Recently, I learned one of my business mentors passed away. I won’t give you her name, because she was a surprisingly private person. No Facebook or Twitter on any online presence, even though she was of the generation (mine) where those things are most common. She was my boss years ago; two companies and three departments ago. I learned a lot from her, more than any manager before. Losing her made me stop and think about the good stuff she has taught me… stuff I think I will pass on to you.
Watch your stack of chips
This is about asking for, and cashing in on, favors. Let’s say you are late a few days a week, even by just a couple of minutes. Let’s say you take a sick day about every quarter. You don’t have many ‘chips’ left to cash in. Want to get out early this Friday to go see Star Wars? Not if you are in the above group. However, let’s say you are early every day, and hardly even take vacation. When you are that kind of employee, the boss is eager to help you out and give you a good break by looking the other way on policy.
For me, and my line of work, it is often customer credits. Do you max out your customer credit limit every week? Maybe it is $40, maybe it is $4,000. You consider yourself a customer advocate, doing right by them every chance you get. Are you saying “well, I certainly didn’t screw this up, but You aren’t seen that way, though. You are seen as someone who is wasteful of the company’s resources. Yes, we messed this up. BUT… we are still a business and still need to make a profit… or no one gets helped. When you see an epic screw up that was made, and you want the boss to foot $1200 to make this right… are you mister miser, or someone who hands out credits like it’s Christmas morning?
You are applying for your next job every day
They say ‘dress for the job you want, not the job you have’. Here is a better way she taught us to look at it. Every day, in every interaction, you are applying for that promotion. Are you agreeable and helpful always? Are you a drama queen that is always put upon, talking about the company in terms of ‘they’ all the time, instead of ‘we’? She said when people applied for a promotion that she worked with, she knew long before the interview if they should be promoted. In fact, she knew before you even posted for the job if you would get it. She knew if you were going to apply for it, even.

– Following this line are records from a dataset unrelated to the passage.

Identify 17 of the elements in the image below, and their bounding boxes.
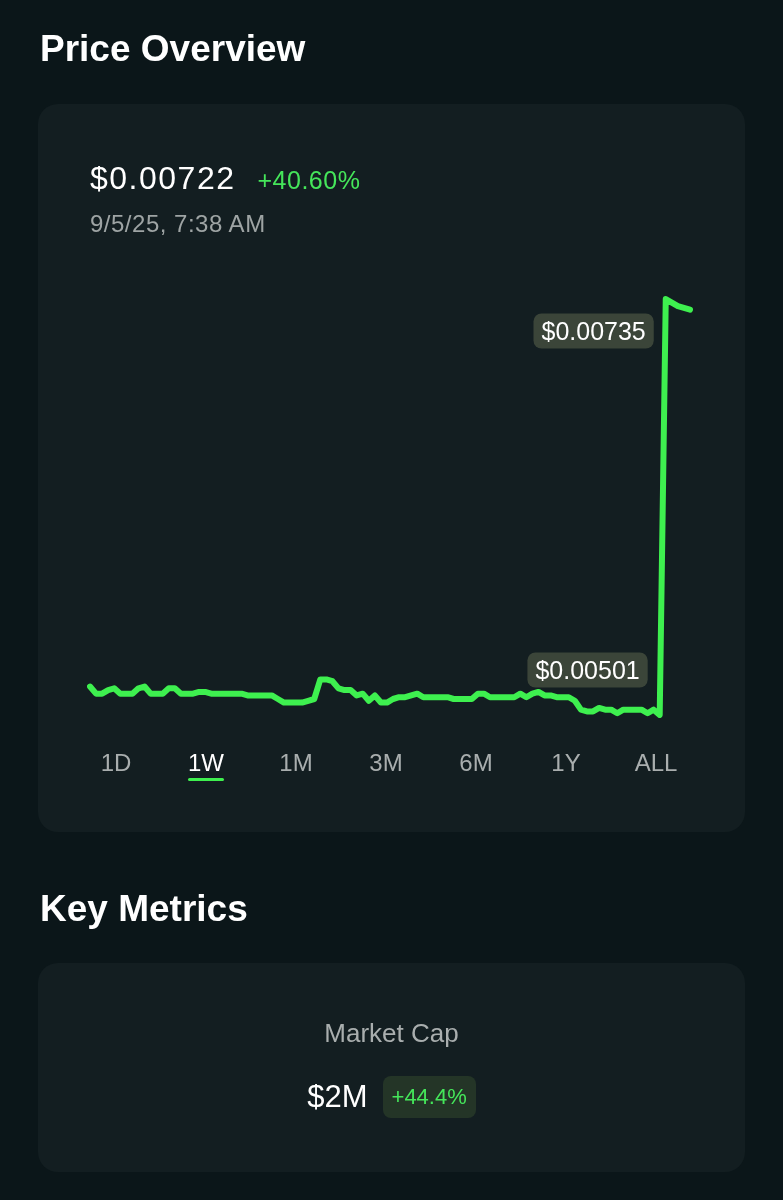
text: 1Y (550, 749, 582, 777)
data-label: $0.00735 (541, 317, 646, 345)
text: 1W (187, 749, 225, 777)
text: 3M (368, 749, 404, 777)
text: 1M (278, 749, 314, 777)
data-label: $0.00501 (535, 656, 640, 684)
text: $0.00722 (90, 160, 236, 197)
text: Key Metrics (40, 888, 248, 930)
text: +40.60% (257, 166, 361, 195)
text: 9/5/25, 7:38 AM (90, 210, 266, 238)
chart-title: Price Overview (40, 28, 306, 70)
text: ALL (633, 749, 679, 777)
text: +44.4% (382, 1076, 476, 1118)
text: Market Cap (323, 1018, 460, 1049)
text: $2M (307, 1079, 368, 1115)
text: 1D (99, 749, 133, 777)
text: 6M (458, 749, 494, 777)
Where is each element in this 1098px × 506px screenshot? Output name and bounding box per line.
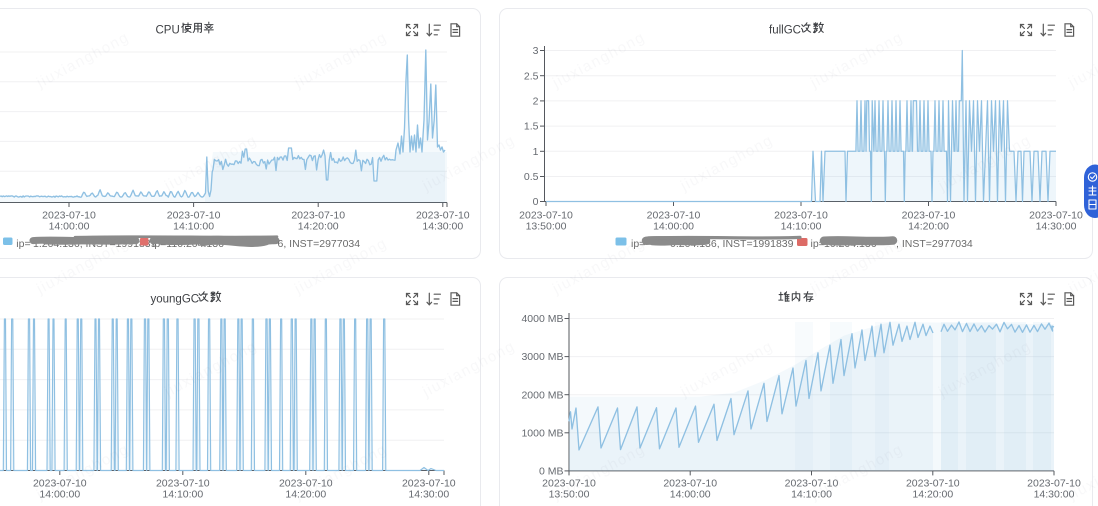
svg-text:fullGC: fullGC xyxy=(769,24,801,36)
svg-text:2023-07-10: 2023-07-10 xyxy=(167,209,221,221)
svg-text:14:20:00: 14:20:00 xyxy=(908,221,949,233)
svg-text:2000 MB: 2000 MB xyxy=(521,389,563,401)
svg-text:0: 0 xyxy=(533,196,539,208)
svg-text:14:00:00: 14:00:00 xyxy=(49,221,90,233)
svg-text:2.5: 2.5 xyxy=(524,70,539,82)
svg-text:14:20:00: 14:20:00 xyxy=(912,489,953,501)
svg-text:3000 MB: 3000 MB xyxy=(521,351,563,363)
svg-text:14:00:00: 14:00:00 xyxy=(39,489,80,501)
svg-text:2023-07-10: 2023-07-10 xyxy=(1027,477,1081,489)
svg-text:, INST=2977034: , INST=2977034 xyxy=(896,238,973,250)
svg-text:0.5: 0.5 xyxy=(524,171,539,183)
svg-text:14:00:00: 14:00:00 xyxy=(653,221,694,233)
svg-text:14:20:00: 14:20:00 xyxy=(285,489,326,501)
svg-text:ip=: ip= xyxy=(16,238,30,250)
svg-text:13:50:00: 13:50:00 xyxy=(549,489,590,501)
svg-text:2023-07-10: 2023-07-10 xyxy=(416,209,470,221)
svg-text:4000 MB: 4000 MB xyxy=(521,313,563,325)
svg-text:14:10:00: 14:10:00 xyxy=(791,489,832,501)
svg-text:1: 1 xyxy=(533,146,539,158)
svg-text:2023-07-10: 2023-07-10 xyxy=(542,477,596,489)
svg-text:14:30:00: 14:30:00 xyxy=(1036,221,1077,233)
svg-text:2023-07-10: 2023-07-10 xyxy=(906,477,960,489)
svg-text:2023-07-10: 2023-07-10 xyxy=(42,209,96,221)
svg-text:2: 2 xyxy=(533,96,539,108)
svg-text:14:00:00: 14:00:00 xyxy=(670,489,711,501)
svg-text:14:10:00: 14:10:00 xyxy=(173,221,214,233)
svg-text:ip=: ip= xyxy=(631,238,645,250)
svg-text:1.5: 1.5 xyxy=(524,121,539,133)
svg-text:14:20:00: 14:20:00 xyxy=(298,221,339,233)
svg-text:3: 3 xyxy=(533,45,539,57)
svg-text:2023-07-10: 2023-07-10 xyxy=(774,209,828,221)
svg-text:2023-07-10: 2023-07-10 xyxy=(519,209,573,221)
svg-text:14:10:00: 14:10:00 xyxy=(162,489,203,501)
svg-text:youngGC: youngGC xyxy=(151,293,200,305)
svg-text:2023-07-10: 2023-07-10 xyxy=(902,209,956,221)
svg-text:1000 MB: 1000 MB xyxy=(521,427,563,439)
svg-text:2023-07-10: 2023-07-10 xyxy=(663,477,717,489)
svg-text:2023-07-10: 2023-07-10 xyxy=(1029,209,1083,221)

Speaking of that promotion, this aspect ties to the last two principles. Are you someone who applies for every promotion? If so, it shows you aren’t someone looking to better themselves in a new opportunity so much as someone who is dying to do anything else. See, posting for every job that comes up doesn’t say “I think I am ready to lead the new team of battery salespeople”. It says “oh my god, I am SO bored.” When you post to everything, people notice, and it can look sad and desperate. What should you do, then, when you find yourself in that situation? Talk to your manager when there is not a posting out. Be honest “I feel like I am stagnant in this position, and that I could do more for the company and myself in a new adventure. You have worked with me. Is there something you see in me that would help point me in a new direction? What can I be doing now to better prepare myself for that next step?”
You see, now when an opportunity comes up… they are thinking of you, and the initiative you took to be ready for the next level.
Influence the influencers
Whenever you roll out a change, you know people are going to bitch and moan. “They don’t even know what they are doing”, “they don’t even care what it is like to talk to these people” “who are these people who make these decisions on high, with no feet in the real world?” Don’t believe me? Step out to the smoking patio at every single company in America, and you will hear that within 30 seconds. For some reason, smokers are always the worst at this drama. My manager had a way to brilliantly head this off. Find the most influential drama maker… and rope them in early on the change. Sit them down, privately, and say “I value your opinion. You know the customer and the systems as well as anyone here. Here is what we are thinking. Do you think this will work? Is there anything we should tweak to make it a better employee experience? Here are the reasons why we think we should do this as a company”.
This works on so many levels, it is scary. First off, you get valuable feedback from the front line. It isn’t just an all hands/town hall meeting where the ‘suits’ stand up and give same speech. It is the boss saying “Ron, how do you think we should handle this?” With the feedback from the front line, you can make the roll out that much smoother for them. PLUS… Ron isn’t out bitching about how the managers have no idea what they are doing. PLUS… when people are bitching to Ron about the same, Ron will instead come back to his bitchy peers and say “no, actually it makes a lot of sense. We had to do X because of Y. I actually helped the development of the whole thing”. You neutralized Ron’s bitchiness, Ron is now spinning positively on your behalf to his peers about the change, and Ron feels like a real asset to the company, and on the inner sanctum of how the business actually runs.
I am sure there was much more, but just these three principals have guided me in business and in life. In short, take accountability, stop bitching, and be a positive and hard working presence. It will be noticed, appreciated, and will pay off.
It’s possible, of course, you have a sucky boss, and maybe you think little of this applies. However, it certainly doesn’t hurt. She had a great cartoon up in her office that said something to the effect of “multi-tasking just means you are doing many things poorly at the same time”
I am sad, and I miss my old boss. I am thankful for the business lessons she taught me… always by example.